Hank's Legacy Lives On

Country Hall's exhibit to feature family album


This appeared in the Nashville Banner - August 26, 1996

"This will be a Hank Williams exhibit the likes of which has never been seen," Country Music Foundation director Bill Ivey says of a show opening September 24 in the Country Music Hall of Fame. "We're doing a Hank family album using computer technology so people will be able to go through several hundred photos of Hank using a touch screen in the museum. We will be projecting on the walls of the gallery slides and movies of Hank. We have some film footage of Hank we are going to show that no one has ever seen. And we'll be doing an ultimate Hank jukebox, so people will be able to listen to any Hank Williams song. It's going to be quite an exhibit."

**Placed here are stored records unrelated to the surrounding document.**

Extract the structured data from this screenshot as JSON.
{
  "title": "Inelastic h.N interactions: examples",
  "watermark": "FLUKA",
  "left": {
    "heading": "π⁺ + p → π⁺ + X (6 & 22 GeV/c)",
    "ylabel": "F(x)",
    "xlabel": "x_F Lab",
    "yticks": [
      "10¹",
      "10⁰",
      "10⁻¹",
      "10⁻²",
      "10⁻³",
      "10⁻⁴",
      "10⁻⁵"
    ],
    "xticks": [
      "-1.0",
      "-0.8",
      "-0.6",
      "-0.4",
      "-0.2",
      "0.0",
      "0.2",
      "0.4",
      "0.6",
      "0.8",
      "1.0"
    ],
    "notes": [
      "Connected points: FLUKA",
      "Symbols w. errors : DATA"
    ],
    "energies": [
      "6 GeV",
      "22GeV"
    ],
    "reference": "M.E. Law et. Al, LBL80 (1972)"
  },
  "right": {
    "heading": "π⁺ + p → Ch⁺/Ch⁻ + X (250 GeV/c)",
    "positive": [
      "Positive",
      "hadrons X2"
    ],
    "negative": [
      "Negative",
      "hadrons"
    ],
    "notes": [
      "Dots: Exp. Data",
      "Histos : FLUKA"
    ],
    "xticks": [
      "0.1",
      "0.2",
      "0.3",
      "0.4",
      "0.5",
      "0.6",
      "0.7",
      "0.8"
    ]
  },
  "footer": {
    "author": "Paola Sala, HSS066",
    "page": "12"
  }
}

The heart of the exhibit is country music star Marty Stuart's collection of Williams' memorabilia which started out as an idea for a painting. Stuart had noticed the Country Music Hall of Fame was short on art and he decided to commission a portrait of Hank Williams. As Stuart began collecting pictures for the artist to work from, he came in contact with Williams' sister, Irene Williams Smith of Dallas, Texas.

"She came to a concert to meet me and invited me to her house and that started it," Stuart explains how he began collecting Williams' memorabilia. Irene Williams had much of Williams' personal property, which she had inherited from her mother. As Irene Williams got to know Stuart better, she began showing him things that had belonged to her brother.

"It was a trip beyond the legend of Hank Williams," Stuart recalls. "It took me into the family realm. Things like letters Hank wrote home to his mom or the telegram his mom sent to Irene: 'Come at once. Hank is dead.' Some things really stop you in your tracks, like the original manuscripts of I Saw the Light, Cold, Cold Heart and Your Cheatin' Heart. Putting a Hank Williams hat on top of your head makes you feel kind of strange."

Irene Williams began selling some of the memorabilia to Stuart in the two or three years before her death. "I think she felt they were in good hands," he explains. "After a matter of time, she passed away. Instead of paying an astronomical amount for a painting, I bought the artifacts last November."

Stuart laughs, then adds, "I paid more for the stuff than I paid for my house. But I knew it would be auctioned off, maybe go to a foreign collector. I knew it was really a piece of Americana that would be lost, an important piece of country music heritage. I wanted it to be safe, so I had no choice but buy it."

Stuart also bought items Irene Williams had sold to a collector in the Northwest. "He kept his things in his home. They were starting to deteriorate. He wanted to keep the collection together so he sold me most of the things," Stuart says.

Asked how exposure to things so close to Williams affected his perception of the country music legend, Stuart replies, "It melted all the legends and brought him to life. I think he was a basic country boy. A country boy who had an incredible talent.

"There's always been a controversy: Did Hank write the songs or did Fred Rose? I think you can see from the manuscripts Hank had a natural songwriting gift and Fred helped polish it." The collection includes some correspondence between the two men. The manuscripts and letters will be part of the Country Music Hall of Fame exhibit.

The collection of family photographs also adds another dimension to Williams. "They not only give you an insight into Hank as a real person, you get a real feel for the old South," Stuart says.

When "Marty Stuart Presents: The Treasures of Hank Williams" opens next month, the public can see these things too.